Fortunately, the international outcry resulted in the CITES imposing a moratorium on the ivory trade in 1989, when the African elephant was placed on the critical endangered species list, which gave a total ban on trading in elephant products. In late 2002, a limited trade in ivory resumed. There was no immediate increase in poaching as a result of this, but numerous reports indicate that elephant poaching throughout Tanzania has been on the increase since 2009. In 2016, the WWF warned that elephants could disappear from the Selous Game Reserve completely by 2022 unless poaching is stopped.

On the endangered list

The current situation with black rhino is more fragile. It is estimated that there are only a few dozen animals in the Selous, and they constitute about two-thirds of Tanzania’s total rhino population (the remainder being split between the Ngorongoro Crater and a few specific parts of the Serengeti). The population is so fragmented and dispersed that there have been suggestions that the only way to create a viable breeding pool is to create a sanctuary within the Selous.

In 1994, the Sand Rivers Rhino Project was established by Richard Bonham and the late Elizabeth Theobold to protect rhinos from poaching. The project, now named the Selous Rhino Trust, has grown in scale and received major funding from the European Union.

The rhino are difficult to see, a reflection of poaching avoidance and the dense, riverine gullies in which they live. Trackers with global positioning systems (GPS) have only a 50 percent chance of finding rhino evidence along a 1,000km (620-mile) transect.

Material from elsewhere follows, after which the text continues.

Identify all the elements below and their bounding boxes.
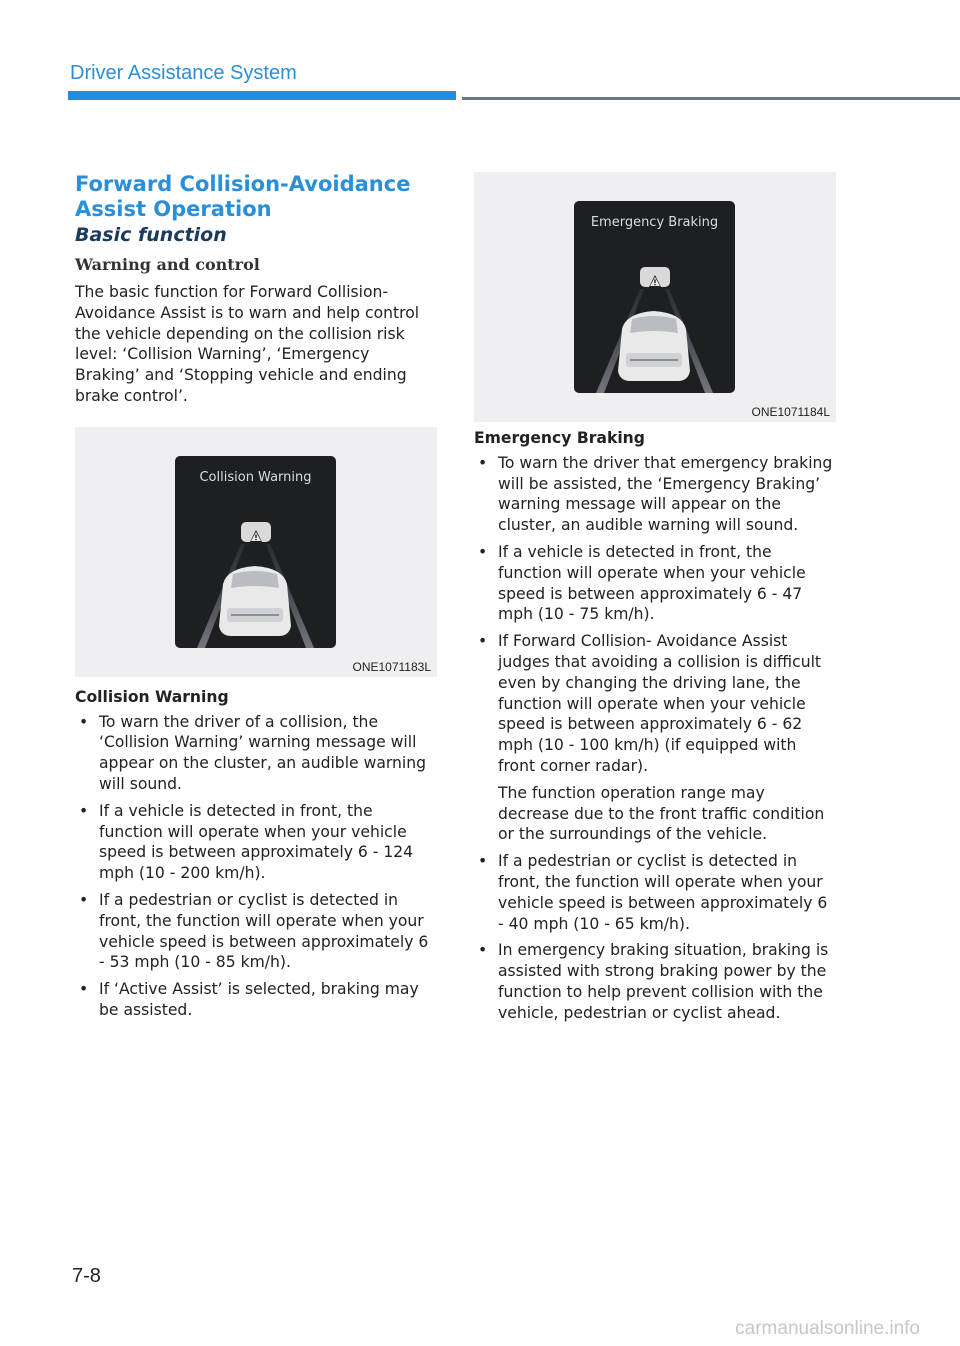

Since the carnage of the 1970s and ’80s, poaching remains a problem, but it is not on the same gross scale as before. The battle continues nevertheless, and in 2017 the government launched plans to create a paramilitary force to target poachers. At the same time, there has been an increase in the local bush-meat trade, particularly of smaller species such as antelope, where the indiscriminate killing gives great cause for concern. Undoubtedly, the future of Tanzania’s wildlife remains balanced in the hands of man.